I develop a model for studying the role that uncertainty about the susceptibility of a financial network to contagion plays in the behavior of its member institutions and the design of preemptive interventions. As uncertainty affects the perception of contagion risk, it can reshape market equilibrium inefficiencies, altering the scope of welfare-improving interventions. The socially optimal level of uncertainty depends on a delicate balance between the information technologies available to policymakers and structural features of the network.
Changes in the propagation of idiosyncratic shocks along firm networks are important to understanding variations in asset returns. When calibrated to match key features of supplier-customer networks in the United States, an equilibrium model in which investors have recursive preferences and firms are interlinked via enduring relationships generates long-run consumption risks. Additionally, the model matches cross-sectional patterns of portfolio returns sorted by network centrality, a feature unaccounted for by standard asset pricing models.
Imperfect Information Transmission from Banks to Investors: Macroeconomic Implications [PDF] [Journal of Monetary Economics, Volume 118, March 2021, pages 87-98] (joint with Oksana Leukhina and Nicolás Figueroa)

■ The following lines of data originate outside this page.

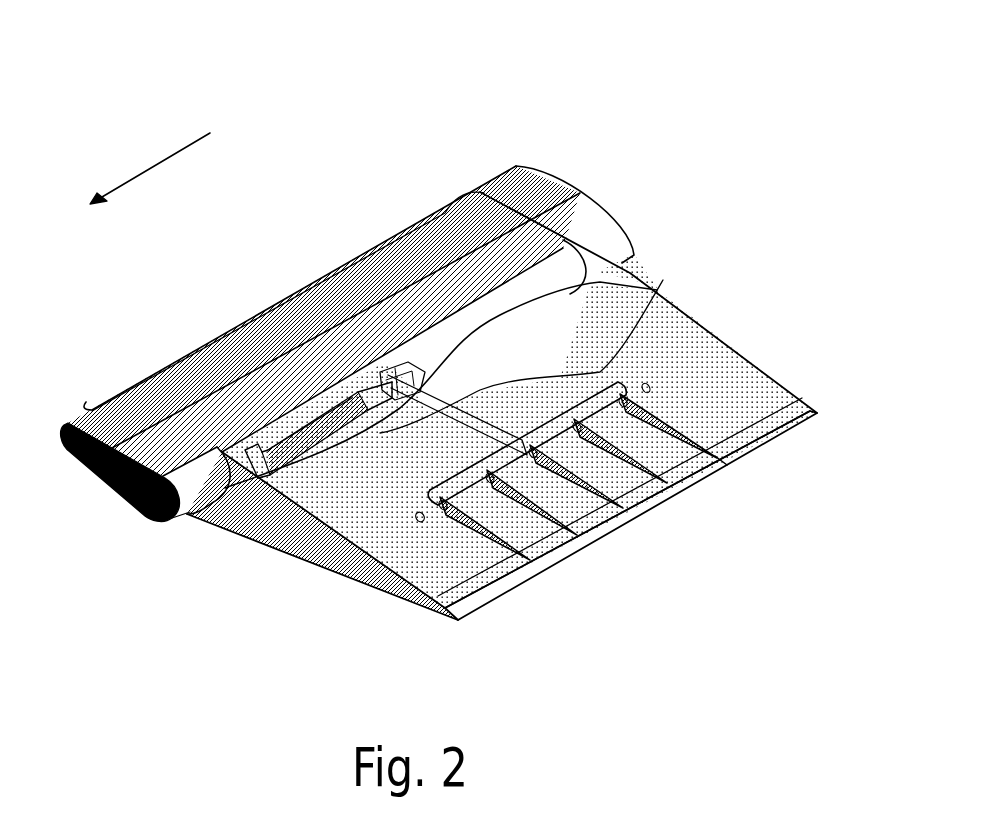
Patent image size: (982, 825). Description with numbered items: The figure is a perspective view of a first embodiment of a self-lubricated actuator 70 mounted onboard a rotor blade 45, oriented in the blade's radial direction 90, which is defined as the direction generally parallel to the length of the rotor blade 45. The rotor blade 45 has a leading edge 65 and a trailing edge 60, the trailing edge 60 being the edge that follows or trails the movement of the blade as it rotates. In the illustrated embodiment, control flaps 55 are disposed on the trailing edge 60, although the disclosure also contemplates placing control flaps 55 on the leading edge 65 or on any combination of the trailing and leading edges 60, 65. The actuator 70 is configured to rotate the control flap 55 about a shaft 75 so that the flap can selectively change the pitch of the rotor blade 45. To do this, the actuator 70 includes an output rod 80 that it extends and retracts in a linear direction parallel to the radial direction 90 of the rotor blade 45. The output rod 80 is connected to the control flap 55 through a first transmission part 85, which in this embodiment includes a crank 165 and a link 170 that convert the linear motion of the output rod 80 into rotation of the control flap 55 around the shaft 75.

The rotor blade 45 is at (740, 125).
The control flap 55 is at (663, 510).
The trailing edge 60 is at (487, 610).
The leading edge 65 is at (270, 298).
The self-lubricated actuator 70 is at (335, 438).
The shaft 75 is at (415, 518).
The output rod 80 is at (253, 490).
The first transmission part 85 is at (640, 282).
The radial direction 90 is at (140, 173).
The crank 165 is at (395, 378).
The link 170 is at (320, 553).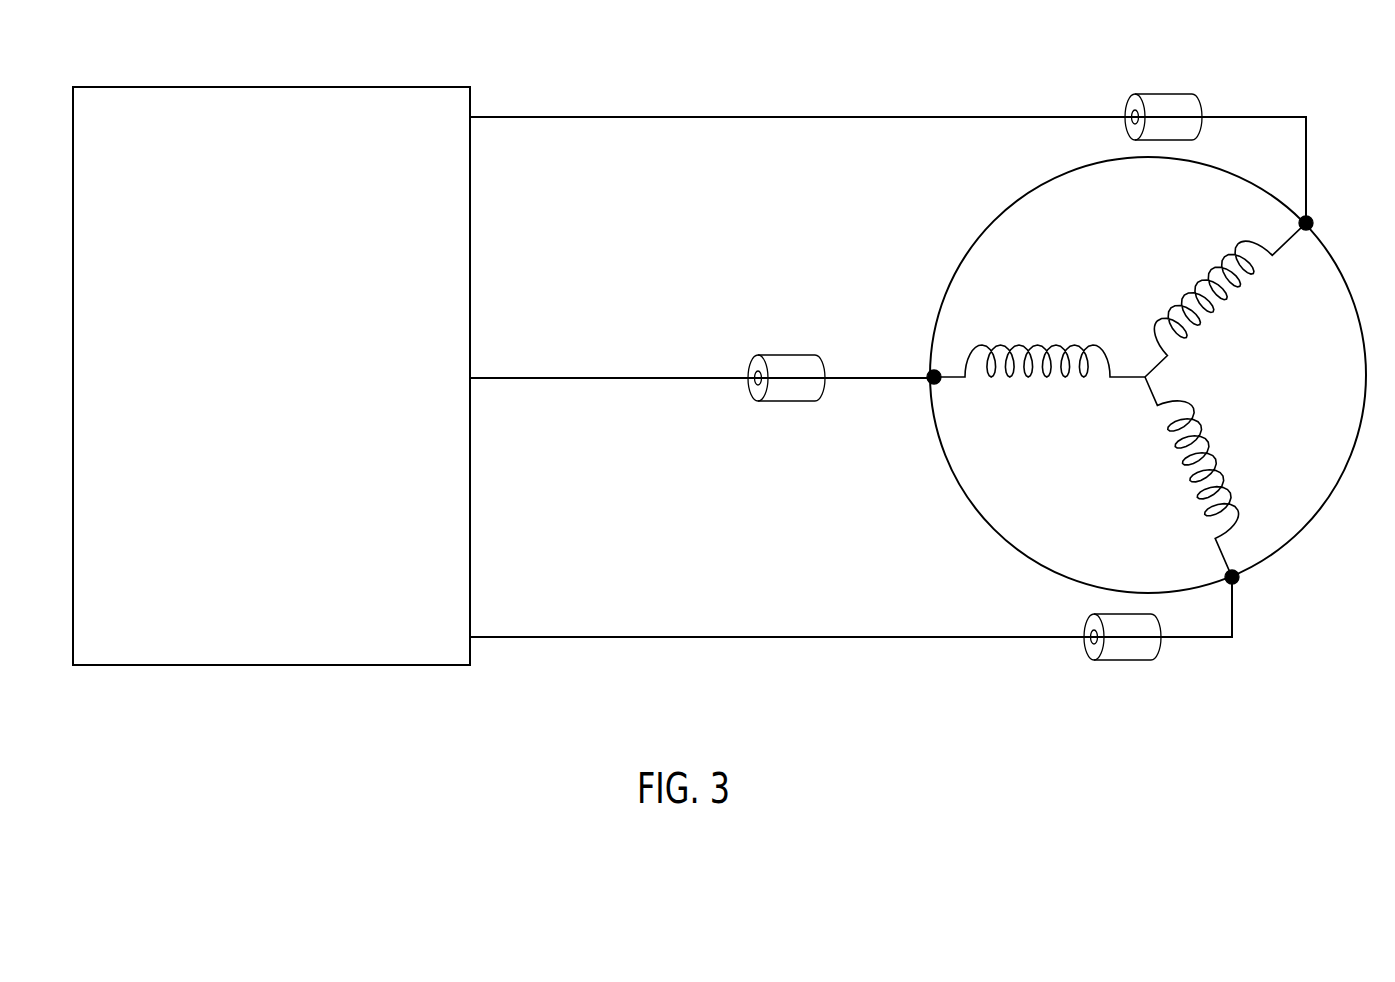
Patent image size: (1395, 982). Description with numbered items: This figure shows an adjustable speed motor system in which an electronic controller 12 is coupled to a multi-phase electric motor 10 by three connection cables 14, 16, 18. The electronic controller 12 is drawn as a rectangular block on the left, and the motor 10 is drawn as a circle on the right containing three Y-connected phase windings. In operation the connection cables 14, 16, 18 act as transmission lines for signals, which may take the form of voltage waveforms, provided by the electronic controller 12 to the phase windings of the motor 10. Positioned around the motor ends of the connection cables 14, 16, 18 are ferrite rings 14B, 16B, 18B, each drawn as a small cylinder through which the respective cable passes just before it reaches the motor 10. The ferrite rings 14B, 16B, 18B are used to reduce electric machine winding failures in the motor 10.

The multi-phase electric motor 10 is at (1300, 530).
The electronic controller 12 is at (372, 665).
The connection cable 14 is at (627, 117).
The connection cable 16 is at (598, 378).
The connection cable 18 is at (598, 637).
The ferrite ring 14B is at (1148, 91).
The ferrite ring 16B is at (783, 351).
The ferrite ring 18B is at (1096, 663).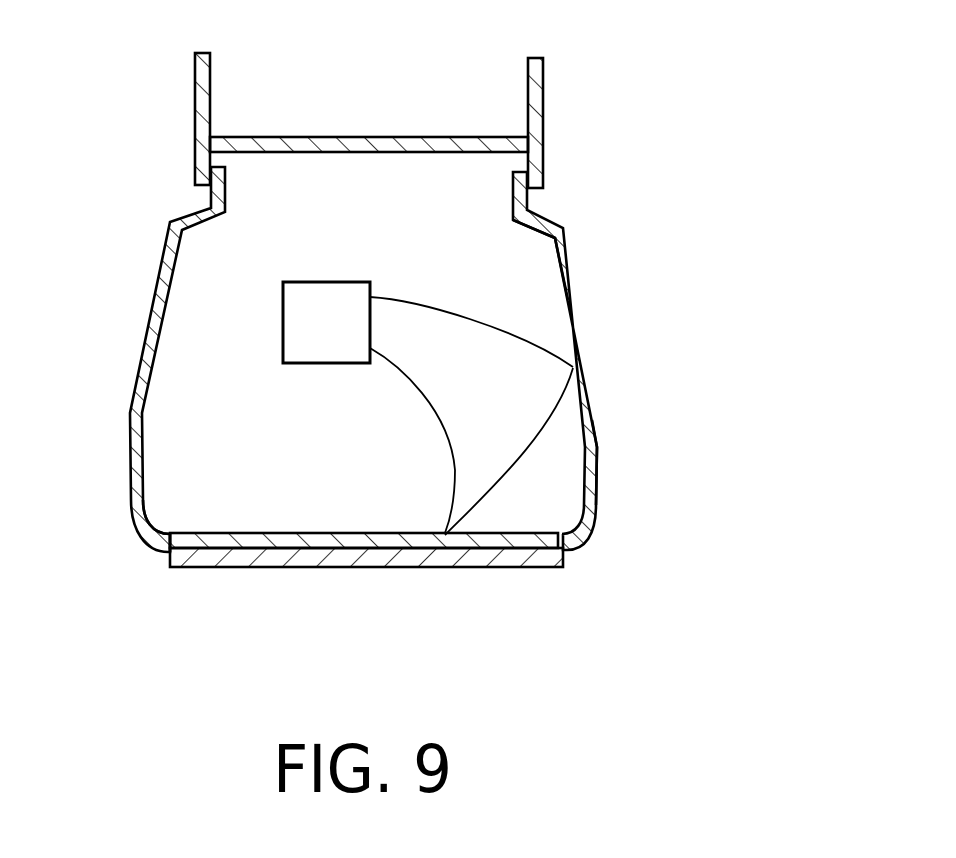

Our goal is to elucidate the interaction of banks’ screening effort and strategic information production in loan-backed asset markets using a general equilibrium framework. Asset quality is unobserved by investors, but banks may purchase error-prone ratings. The premium paid on highly rated assets emerges as the main determinant of banks’ screening effort. The fact that rating strategies reflect banks’ private information about asset quality helps keep this premium high. Conventional regulatory policies interfere with this decision margin, thereby reducing signaling value of high ratings and exacerbating the credit misallocation problem. We propose a tax/subsidy scheme that induces efficiency.
Using supervisory transaction-level data, this note sheds light on the dynamics of the overnight segment of the U.S. triparty repo market by documenting key features of the behavior of its participants and its intraday dynamics.